Alberta and Saskatchewan led the way for Western Canada, with farmland value gains of 4.9% and 4.2% through the first half of the year. Manitoba posted a 2.3% advance, while Ontario and Quebec showed gains of 0.4% and 2.6%. New Brunswick had the nation’s strongest increase at 6.5%. On the other hand, Nova Scotia farmland values were flat through the first half of this year.

In general, the pace of farmland value increases over the past six months was slightly higher in western provinces and slightly lower in central and eastern parts of the country, with the exception being New Brunswick.

Indeed, when FCC looked at farmland values over the 12-month period between July 2019 and June 2020, the 8.5% gain observed in Alberta was well above the 3.3% advanced reported for the January-December 2019 period. Similarly, Saskatchewan showed a 7.9% increase from July to June, compared to a 6.2% advance between January and December last year. In comparison, Ontario’s July 2019 to June 2020 gain of 3.7% fell well short of the December-January 2019 increase of 6.7%.

FCC said the strongest regional increase in Saskatchewan farmland values was observed in the eastern part of the province, while the south-central, north and western regions of Ontario saw generally stronger advances.

Although the pandemic has resulted in supply chain disruptions that have impacted some sectors, mainly red meat, Gervais said the grain, oilseed and pulse sectors have performed well in the first half of 2020, supporting the slightly higher rate of increase in Western Canada farmland values.

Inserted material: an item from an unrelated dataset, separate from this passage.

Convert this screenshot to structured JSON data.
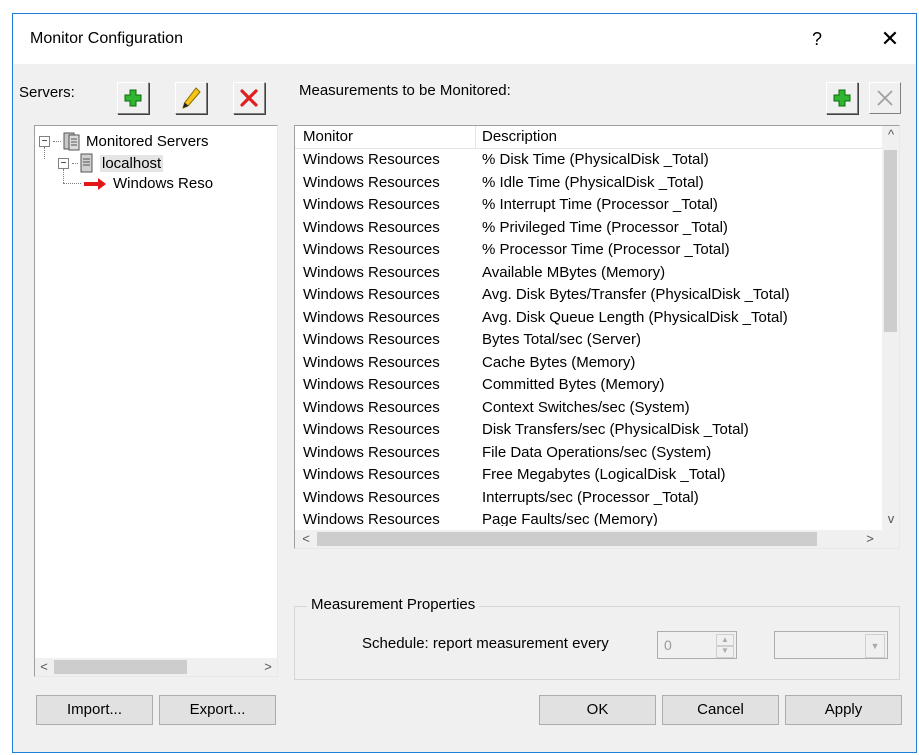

Earlier this year, Statistics Canada reported that crop receipts (excluding cannabis) for the first six months of 2020 were up 1.6% compared to the same period last year.

Still, FCC cautioned it could take a year or more to fully assess the pandemic’s influence on economic variables that drive the farmland market.

“The size of the 2020 crop, foreign demand for Canadian ag commodities, interest rates and the value of the Canadian dollar are the economic variables to monitor,” it said. “The economic uncertainty calls for a careful review of investment plans to identify risks and opportunities in the farmland market.”